The defeat was a tremendous anticlimax for a team that seemed sure to win. Hungary had not lost a match for four years since their defeat to Austria in Vienna, recording 27 victories and four draws in the intervening years. To lose the match that mattered most was a crushing disappointment. Yet almost immediately the team started winning again. It was not until 1956 that they would lose another game.

That was the year of the Hungarian revolution which prompted the break up of the “Golden Team”. When the uprising took place Honved were abroad as they prepared to take on Athletic Bilbao in the European Cup. The team had been scheduled to depart on a tour of South America, and although the tour went ahead it did so without the permission of the Hungarian authorities. When it finished the players were faced with a difficult decision: should they return to Hungary or remain in exile?

Bozsik’s position was among the most difficult. He was not only a member of the Communist party, he was also a deputy in the Hungarian parliament. Furthermore, his father had recently died and he did not feel he could abandon his mother and four brothers in Budapest. The chance to coach at Atletico Madrid (an offer obtained for him by Emil Osterreicher) was tempting, but he could not fail to return home.

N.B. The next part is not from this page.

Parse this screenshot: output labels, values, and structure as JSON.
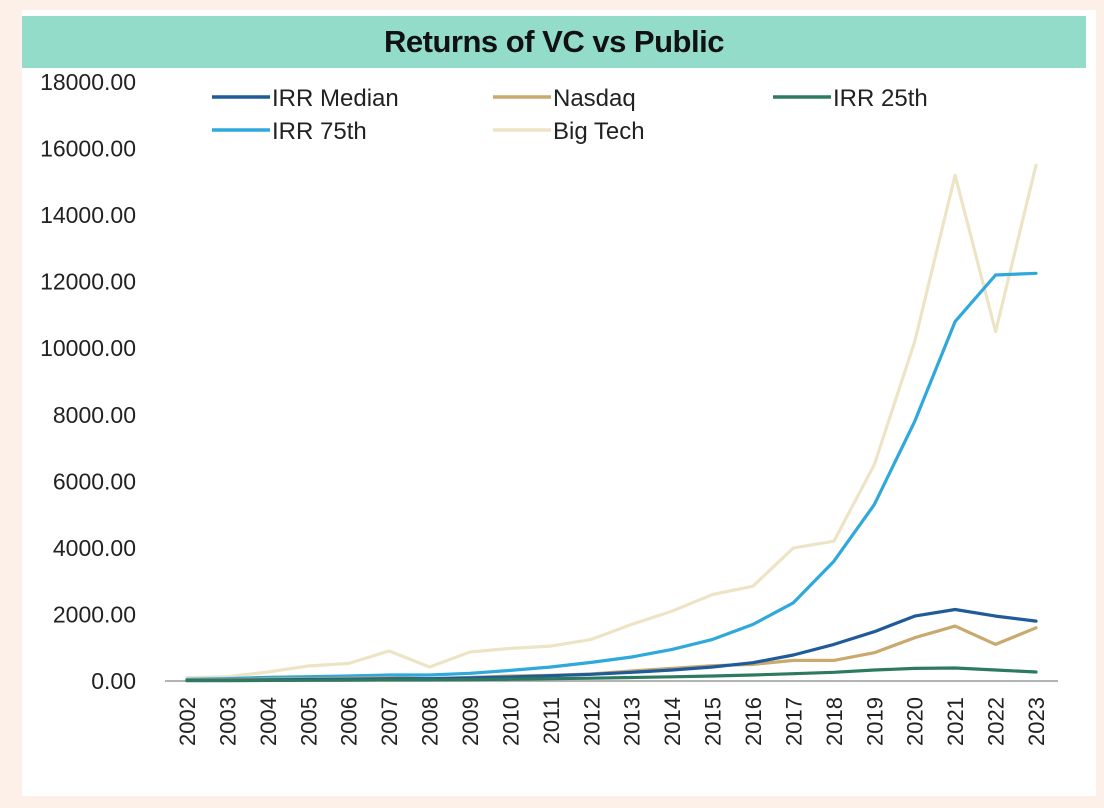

As he did so both Honved and the Hungarian national team fell apart. Czibor, Kocsis and Puskas, all decided to stay in the West and in their absence the club was no longer competitive. Despite that, Bozsik remained. A disappointing World Cup in 1958 did not deter him from captaining the Hungarian national team and in 1961 he became only the third man in history (after Billy Wright and Thorbjorn Svenssen) to reach 100 caps.

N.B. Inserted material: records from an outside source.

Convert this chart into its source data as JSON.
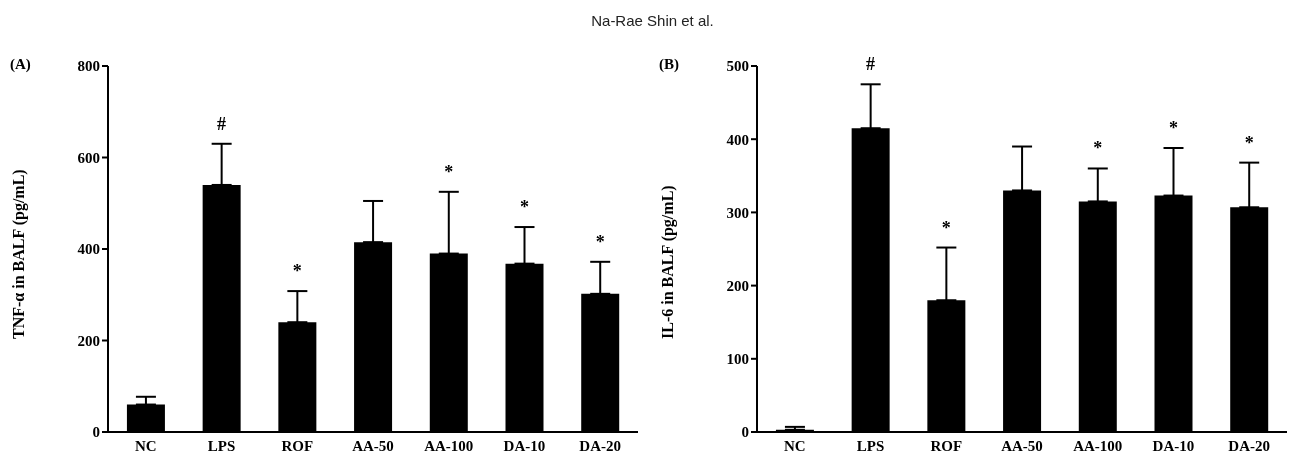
{
  "chart_data": [
    {
      "type": "bar",
      "title": "(A)",
      "ylabel": "TNF-α in BALF (pg/mL)",
      "categories": [
        "NC",
        "LPS",
        "ROF",
        "AA-50",
        "AA-100",
        "DA-10",
        "DA-20"
      ],
      "values": [
        60,
        540,
        240,
        415,
        390,
        368,
        302
      ],
      "color": "#000000",
      "errors": [
        [
          60,
          77
        ],
        [
          540,
          630
        ],
        [
          240,
          308
        ],
        [
          415,
          505
        ],
        [
          390,
          525
        ],
        [
          368,
          448
        ],
        [
          302,
          372
        ]
      ],
      "ylim": [
        0,
        800
      ],
      "yticks": [
        0,
        200,
        400,
        600,
        800
      ],
      "grid": false,
      "legend": false,
      "annotations": [
        "Na-Rae Shin et al.",
        {
          "text": "#",
          "x": "LPS",
          "y": 630
        },
        {
          "text": "*",
          "x": "ROF",
          "y": 308
        },
        {
          "text": "*",
          "x": "AA-100",
          "y": 525
        },
        {
          "text": "*",
          "x": "DA-10",
          "y": 448
        },
        {
          "text": "*",
          "x": "DA-20",
          "y": 372
        }
      ]
    },
    {
      "type": "bar",
      "title": "(B)",
      "ylabel": "IL-6 in BALF (pg/mL)",
      "categories": [
        "NC",
        "LPS",
        "ROF",
        "AA-50",
        "AA-100",
        "DA-10",
        "DA-20"
      ],
      "values": [
        3,
        415,
        180,
        330,
        315,
        323,
        307
      ],
      "color": "#000000",
      "errors": [
        [
          3,
          7
        ],
        [
          415,
          475
        ],
        [
          180,
          252
        ],
        [
          330,
          390
        ],
        [
          315,
          360
        ],
        [
          323,
          388
        ],
        [
          307,
          368
        ]
      ],
      "ylim": [
        0,
        500
      ],
      "yticks": [
        0,
        100,
        200,
        300,
        400,
        500
      ],
      "grid": false,
      "legend": false,
      "annotations": [
        {
          "text": "#",
          "x": "LPS",
          "y": 475
        },
        {
          "text": "*",
          "x": "ROF",
          "y": 252
        },
        {
          "text": "*",
          "x": "AA-100",
          "y": 360
        },
        {
          "text": "*",
          "x": "DA-10",
          "y": 388
        },
        {
          "text": "*",
          "x": "DA-20",
          "y": 368
        }
      ]
    }
  ]
}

Given his lack of goalscoring prowess and the limited availability of footage it is perhaps inevitable that the name of Bozsik has largely been forgotten. Yet there are few historical players who would have been more valued in the modern game. For Bozsik possessed the gift that is the most valued in contemporary football and the hardest to find, that of time. He had the ability and composure to wait for the right option and to execute what few others could even see. In an era where such qualities are at a premium, Bozsik would have been peerless.